Tailor Your Application: Customize your cover letter to reflect your keen interest in legal AI and how your background aligns with the responsibilities outlined in the job description. Be specific about how you can contribute to Robin AI's goals and projects.
How to prepare for a job interview at Robin Ai
✨Show Your Passion for Legal AI
Make sure to express your enthusiasm for the intersection of law and technology. Discuss any relevant projects or experiences that highlight your interest in legal AI and how you envision contributing to Robin AI's mission.

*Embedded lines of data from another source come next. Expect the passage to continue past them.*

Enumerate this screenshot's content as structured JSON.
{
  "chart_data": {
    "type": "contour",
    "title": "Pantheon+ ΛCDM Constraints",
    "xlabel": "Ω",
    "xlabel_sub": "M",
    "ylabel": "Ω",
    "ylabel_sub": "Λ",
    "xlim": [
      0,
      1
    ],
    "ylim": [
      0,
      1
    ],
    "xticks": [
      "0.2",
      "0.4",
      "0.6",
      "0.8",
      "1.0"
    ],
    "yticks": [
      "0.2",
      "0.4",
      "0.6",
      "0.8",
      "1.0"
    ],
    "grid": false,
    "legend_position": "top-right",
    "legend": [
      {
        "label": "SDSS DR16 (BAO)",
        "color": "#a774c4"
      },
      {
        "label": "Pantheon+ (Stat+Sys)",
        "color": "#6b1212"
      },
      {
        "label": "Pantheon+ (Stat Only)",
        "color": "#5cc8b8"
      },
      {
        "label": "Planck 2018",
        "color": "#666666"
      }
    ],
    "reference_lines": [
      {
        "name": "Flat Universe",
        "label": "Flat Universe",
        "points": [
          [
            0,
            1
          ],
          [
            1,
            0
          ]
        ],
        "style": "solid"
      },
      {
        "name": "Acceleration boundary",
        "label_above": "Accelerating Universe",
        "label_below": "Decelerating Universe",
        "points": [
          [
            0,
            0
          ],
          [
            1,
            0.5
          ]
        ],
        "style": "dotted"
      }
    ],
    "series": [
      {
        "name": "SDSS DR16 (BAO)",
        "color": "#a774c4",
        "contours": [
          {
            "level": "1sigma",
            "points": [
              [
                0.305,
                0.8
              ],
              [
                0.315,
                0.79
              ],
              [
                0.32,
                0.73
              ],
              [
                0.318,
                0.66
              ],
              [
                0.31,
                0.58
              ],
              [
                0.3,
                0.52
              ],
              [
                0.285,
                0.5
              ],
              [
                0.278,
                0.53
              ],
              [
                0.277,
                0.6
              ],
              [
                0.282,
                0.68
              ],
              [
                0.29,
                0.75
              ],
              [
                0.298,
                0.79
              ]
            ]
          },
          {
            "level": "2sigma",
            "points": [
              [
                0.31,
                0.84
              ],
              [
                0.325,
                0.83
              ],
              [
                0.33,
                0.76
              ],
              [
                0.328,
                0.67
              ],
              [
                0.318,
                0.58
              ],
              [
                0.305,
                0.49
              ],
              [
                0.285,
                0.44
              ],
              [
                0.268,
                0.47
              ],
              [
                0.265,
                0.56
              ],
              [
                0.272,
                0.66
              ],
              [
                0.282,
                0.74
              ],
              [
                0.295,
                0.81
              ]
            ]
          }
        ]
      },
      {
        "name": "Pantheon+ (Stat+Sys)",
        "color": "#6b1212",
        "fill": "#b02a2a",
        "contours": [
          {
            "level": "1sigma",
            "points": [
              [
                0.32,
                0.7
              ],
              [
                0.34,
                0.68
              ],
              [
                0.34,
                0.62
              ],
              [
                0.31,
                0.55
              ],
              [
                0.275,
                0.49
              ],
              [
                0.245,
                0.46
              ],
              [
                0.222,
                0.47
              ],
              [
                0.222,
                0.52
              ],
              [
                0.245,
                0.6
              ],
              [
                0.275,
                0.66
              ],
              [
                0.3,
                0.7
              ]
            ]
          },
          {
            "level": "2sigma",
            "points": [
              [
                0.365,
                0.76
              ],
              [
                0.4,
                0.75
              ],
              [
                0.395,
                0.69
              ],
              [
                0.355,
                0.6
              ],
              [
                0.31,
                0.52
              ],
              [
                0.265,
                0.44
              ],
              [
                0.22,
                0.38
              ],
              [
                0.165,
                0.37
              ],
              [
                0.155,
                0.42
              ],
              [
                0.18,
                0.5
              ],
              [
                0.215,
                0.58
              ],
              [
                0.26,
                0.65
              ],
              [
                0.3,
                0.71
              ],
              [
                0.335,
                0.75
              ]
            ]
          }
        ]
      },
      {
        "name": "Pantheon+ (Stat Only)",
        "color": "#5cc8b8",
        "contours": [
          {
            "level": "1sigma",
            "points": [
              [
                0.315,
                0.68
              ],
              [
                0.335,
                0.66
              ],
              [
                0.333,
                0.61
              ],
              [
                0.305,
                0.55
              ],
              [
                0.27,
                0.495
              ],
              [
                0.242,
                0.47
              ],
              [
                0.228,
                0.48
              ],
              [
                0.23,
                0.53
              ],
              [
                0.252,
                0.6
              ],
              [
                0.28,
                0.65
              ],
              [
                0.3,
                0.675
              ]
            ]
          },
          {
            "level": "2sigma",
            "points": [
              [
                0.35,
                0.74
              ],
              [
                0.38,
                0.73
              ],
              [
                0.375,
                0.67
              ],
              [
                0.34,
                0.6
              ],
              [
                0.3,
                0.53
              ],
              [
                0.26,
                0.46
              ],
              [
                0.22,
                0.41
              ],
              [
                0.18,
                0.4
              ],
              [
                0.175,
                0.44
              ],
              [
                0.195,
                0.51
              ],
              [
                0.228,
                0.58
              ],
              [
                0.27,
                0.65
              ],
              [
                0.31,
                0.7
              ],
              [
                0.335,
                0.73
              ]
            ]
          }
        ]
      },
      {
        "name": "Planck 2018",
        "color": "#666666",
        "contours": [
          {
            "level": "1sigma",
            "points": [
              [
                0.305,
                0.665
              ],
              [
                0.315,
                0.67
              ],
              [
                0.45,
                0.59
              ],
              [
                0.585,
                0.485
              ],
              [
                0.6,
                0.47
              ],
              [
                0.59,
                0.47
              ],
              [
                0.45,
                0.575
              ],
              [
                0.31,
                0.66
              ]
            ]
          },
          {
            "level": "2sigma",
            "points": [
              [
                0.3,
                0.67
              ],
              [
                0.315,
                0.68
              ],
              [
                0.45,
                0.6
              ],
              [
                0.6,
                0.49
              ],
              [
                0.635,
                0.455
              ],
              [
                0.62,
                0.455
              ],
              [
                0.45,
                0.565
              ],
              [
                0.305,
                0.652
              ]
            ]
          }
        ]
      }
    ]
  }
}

✨Demonstrate Technical Expertise
Be prepared to discuss your experience with machine learning frameworks like TensorFlow and PyTorch. Highlight specific projects where you've built scalable systems and implemented CI/CD practices, as these are crucial for the role.
✨Collaboration is Key
Robin AI values teamwork, so be ready to share examples of how you've successfully collaborated with cross-functional teams. Emphasize your communication skills and how you can bridge the gap between technical and non-technical stakeholders.
✨Prepare for Problem-Solving Questions
Expect to face questions that assess your problem-solving abilities, especially in designing and implementing AI models. Practice articulating your thought process and approach to overcoming challenges in previous projects.